To better document the first two factors, Dr. Lietz and her associates analyzed data collected on 1,755 patients who were listed with UNOS as status 1A candidates for a heart transplant during January 2000-December 2006. During their first 30 days on the UNOS list, 14% of the patients died, 49% received a transplanted heart, 33% remained active on the list, and the remaining 4% were removed from the list because their status had improved.

The investigators identified the following six clinical or demographic features that were significantly associated with an elevated risk for death during the first 30 days on the list: blood type O, age older than 60 years, ventilator support, intra-aortic balloon pump, serum creatinine greater than 1.5 mg/dL, and serum albumin less than 3.0 g/dL.

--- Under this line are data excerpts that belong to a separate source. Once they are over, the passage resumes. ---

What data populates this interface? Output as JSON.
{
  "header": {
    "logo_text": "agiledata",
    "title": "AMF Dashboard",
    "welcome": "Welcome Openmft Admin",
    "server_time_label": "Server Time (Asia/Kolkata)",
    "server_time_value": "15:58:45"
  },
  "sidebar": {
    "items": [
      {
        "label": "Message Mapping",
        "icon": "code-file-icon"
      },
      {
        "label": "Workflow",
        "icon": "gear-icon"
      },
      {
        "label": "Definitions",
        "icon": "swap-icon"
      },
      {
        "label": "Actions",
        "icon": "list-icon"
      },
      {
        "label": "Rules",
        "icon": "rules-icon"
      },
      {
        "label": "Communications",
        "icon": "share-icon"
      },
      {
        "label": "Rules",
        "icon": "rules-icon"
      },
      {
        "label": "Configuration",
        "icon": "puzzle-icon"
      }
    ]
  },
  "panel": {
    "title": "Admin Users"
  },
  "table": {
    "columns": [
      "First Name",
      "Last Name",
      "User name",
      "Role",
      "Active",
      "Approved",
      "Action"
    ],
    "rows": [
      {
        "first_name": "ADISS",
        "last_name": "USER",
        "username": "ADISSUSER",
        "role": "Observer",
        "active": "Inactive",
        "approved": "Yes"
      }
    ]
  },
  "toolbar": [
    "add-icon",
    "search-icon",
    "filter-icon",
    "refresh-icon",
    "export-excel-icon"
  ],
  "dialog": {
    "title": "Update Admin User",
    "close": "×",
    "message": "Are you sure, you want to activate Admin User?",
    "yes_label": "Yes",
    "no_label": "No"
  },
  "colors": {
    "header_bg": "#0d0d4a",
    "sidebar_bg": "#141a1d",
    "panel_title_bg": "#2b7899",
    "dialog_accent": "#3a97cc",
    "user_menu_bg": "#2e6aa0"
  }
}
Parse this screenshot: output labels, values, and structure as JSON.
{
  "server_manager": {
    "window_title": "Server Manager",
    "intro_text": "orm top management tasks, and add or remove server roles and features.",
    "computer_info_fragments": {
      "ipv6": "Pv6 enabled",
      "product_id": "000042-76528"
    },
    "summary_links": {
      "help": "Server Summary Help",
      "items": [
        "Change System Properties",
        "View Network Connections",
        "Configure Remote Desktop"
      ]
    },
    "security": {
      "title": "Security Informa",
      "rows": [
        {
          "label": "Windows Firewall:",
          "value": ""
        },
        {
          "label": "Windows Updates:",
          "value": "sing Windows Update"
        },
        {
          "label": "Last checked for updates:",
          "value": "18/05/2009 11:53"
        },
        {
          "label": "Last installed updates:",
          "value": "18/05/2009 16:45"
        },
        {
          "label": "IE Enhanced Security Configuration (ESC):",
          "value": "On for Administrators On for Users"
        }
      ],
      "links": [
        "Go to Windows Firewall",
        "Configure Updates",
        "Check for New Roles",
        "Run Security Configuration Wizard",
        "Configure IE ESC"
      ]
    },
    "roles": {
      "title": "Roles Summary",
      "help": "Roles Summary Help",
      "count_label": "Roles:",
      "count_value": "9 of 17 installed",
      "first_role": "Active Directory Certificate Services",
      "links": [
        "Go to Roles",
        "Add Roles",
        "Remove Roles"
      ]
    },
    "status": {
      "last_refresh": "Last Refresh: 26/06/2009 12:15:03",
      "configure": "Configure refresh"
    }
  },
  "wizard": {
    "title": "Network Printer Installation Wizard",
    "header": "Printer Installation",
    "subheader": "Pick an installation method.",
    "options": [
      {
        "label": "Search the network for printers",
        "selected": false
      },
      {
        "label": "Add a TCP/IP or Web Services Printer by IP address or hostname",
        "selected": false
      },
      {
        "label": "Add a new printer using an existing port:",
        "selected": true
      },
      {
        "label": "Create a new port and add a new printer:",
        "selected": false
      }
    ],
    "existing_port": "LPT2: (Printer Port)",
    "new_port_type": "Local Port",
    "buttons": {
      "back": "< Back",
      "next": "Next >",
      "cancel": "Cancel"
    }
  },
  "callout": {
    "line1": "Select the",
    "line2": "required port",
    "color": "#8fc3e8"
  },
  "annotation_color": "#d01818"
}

Further analysis showed that the risk of death increased in patients who had higher numbers of these risk factors. Patients with none of these risk factors had an 11% risk of dying while they were maintained on medical treatment during their first 30 days on the list. Mortality risk rates increased as the number of risk factors rose (see box).

A second analysis identified a non-O blood type and a body weight of 89 kg or less as the most important determinants of receiving a heart transplant during the first 30 days on the list. Patients who met both of these criteria had a 66% chance of receiving a heart during this period. Those with either one of these two factors had about a 50% chance, and patients without either factor had about a 23% chance of receiving a donated heart, Dr. Lietz said.

She stressed that patients and their physicians need to determine how these findings can be used to help guide individual decisions about whether to rely on medical treatment alone or opt for implantation of a mechanical circulatory support device while a patient is listed and awaiting a heart. Dr. Lietz suggested that a reasonable cutoff might be a risk for dying of 30% or greater while listed, which corresponds to a patient's having three or more mortality risk factors.

The UNOS data showed that these patients stood to substantially boost their chances for survival if they received a mechanical circulatory support device.